The polar of the line 8x-2y=11 with respect to the circle `2x^(2)+2y^(2)=11` is

To find the polar of the line \(8x - 2y = 11\) with respect to the circle \(2x^2 + 2y^2 = 11\), we can follow these steps: ### Step 1: Rewrite the Circle Equation First, we simplify the equation of the circle: \[ 2x^2 + 2y^2 = 11 \implies x^2 + y^2 = \frac{11}{2} \] This is the standard form of the circle centered at the origin with radius \(\sqrt{\frac{11}{2}}\). ### Step 2: Identify the Line Equation The line equation is given as: \[ 8x - 2y = 11 \] We can rewrite this in slope-intercept form: \[ -2y = -8x + 11 \implies y = 4x - \frac{11}{2} \] ### Step 3: Find the Pole of the Line To find the pole of the line with respect to the circle, we need to express the line in a suitable form. The general form of a line is \(Ax + By + C = 0\). Here, we can rewrite the line as: \[ 8x - 2y - 11 = 0 \] Thus, \(A = 8\), \(B = -2\), and \(C = -11\). ### Step 4: Use the Polar Equation Formula The polar of a line \(Ax + By + C = 0\) with respect to the circle \(x^2 + y^2 = r^2\) is given by: \[ \frac{Ax}{r^2} + \frac{By}{r^2} + \frac{C}{r^2} = 0 \] In our case, \(r^2 = \frac{11}{2}\).
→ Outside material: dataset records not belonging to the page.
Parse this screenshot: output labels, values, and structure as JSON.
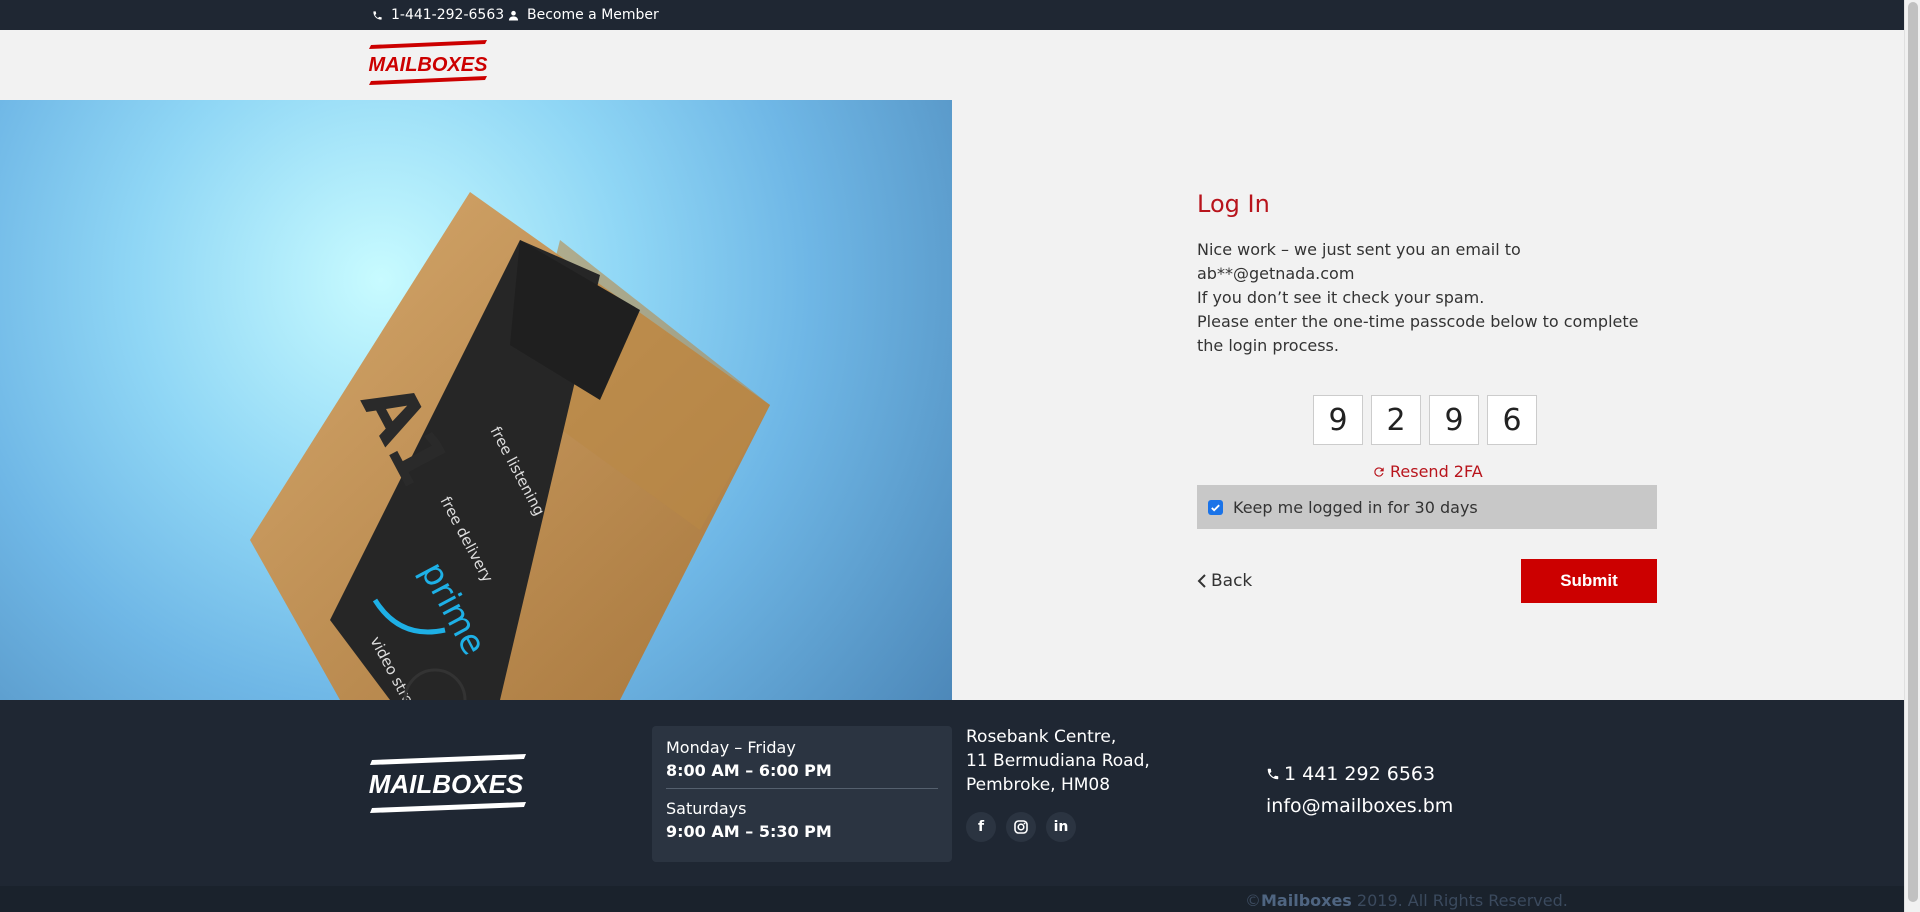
{
  "topbar": {
    "phone": "1-441-292-6563",
    "member_link": "Become a Member"
  },
  "header": {
    "logo_text": "MAILBOXES"
  },
  "login": {
    "title": "Log In",
    "line1": "Nice work – we just sent you an email to",
    "line2": "ab**@getnada.com",
    "line3": "If you don’t see it check your spam.",
    "line4": "Please enter the one-time passcode below to complete the login process.",
    "otp": [
      "9",
      "2",
      "9",
      "6"
    ],
    "resend_label": "Resend 2FA",
    "keep_label": "Keep me logged in for 30 days",
    "keep_checked": true,
    "back_label": "Back",
    "submit_label": "Submit"
  },
  "footer": {
    "logo_text": "MAILBOXES",
    "hours": {
      "weekday_label": "Monday – Friday",
      "weekday_time": "8:00 AM – 6:00 PM",
      "saturday_label": "Saturdays",
      "saturday_time": "9:00 AM – 5:30 PM"
    },
    "address": {
      "line1": "Rosebank Centre,",
      "line2": "11 Bermudiana Road,",
      "line3": "Pembroke, HM08"
    },
    "social": [
      "facebook-icon",
      "instagram-icon",
      "linkedin-icon"
    ],
    "phone": "1 441 292 6563",
    "email": "info@mailboxes.bm",
    "copyright_prefix": "©",
    "copyright_brand": "Mailboxes",
    "copyright_suffix": " 2019. All Rights Reserved."
  },
  "colors": {
    "brand_red": "#cc0000",
    "title_red": "#b8141c",
    "dark_navy": "#1f2733"
  }
}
Therefore, we have: \[ \frac{8x}{\frac{11}{2}} + \frac{-2y}{\frac{11}{2}} + \frac{-11}{\frac{11}{2}} = 0 \] Multiplying through by \(\frac{11}{2}\) to eliminate the denominators: \[ 8x - 2y - 11 = 0 \] ### Step 5: Find the Chord of Contact The chord of contact from the point \(P(h, k)\) to the circle is given by: \[ xh + yk = r^2 \] Substituting \(r^2 = \frac{11}{2}\): \[ xh + yk = \frac{11}{2} \] ### Step 6: Set Up the System of Equations Now we have two equations: 1. \(xh + yk = \frac{11}{2}\) (Chord of contact) 2. \(8x - 2y = 11\) (Line equation) ### Step 7: Solve for \(h\) and \(k\) From the two equations, we can set up the ratios: \[ \frac{h}{8} = \frac{k}{-2} = \frac{\frac{11}{2}}{11} \] This implies: \[ \frac{h}{8} = \frac{1}{2} \implies h = 4 \] \[ \frac{k}{-2} = \frac{1}{2} \implies k = -1 \] ### Final Result Thus, the pole of the line \(8x - 2y = 11\) with respect to the circle \(2x^2 + 2y^2 = 11\) is: \[ (h, k) = (4, -1) \] ### Conclusion The polar of the line with respect to the circle is given by the point \( (4, -1) \).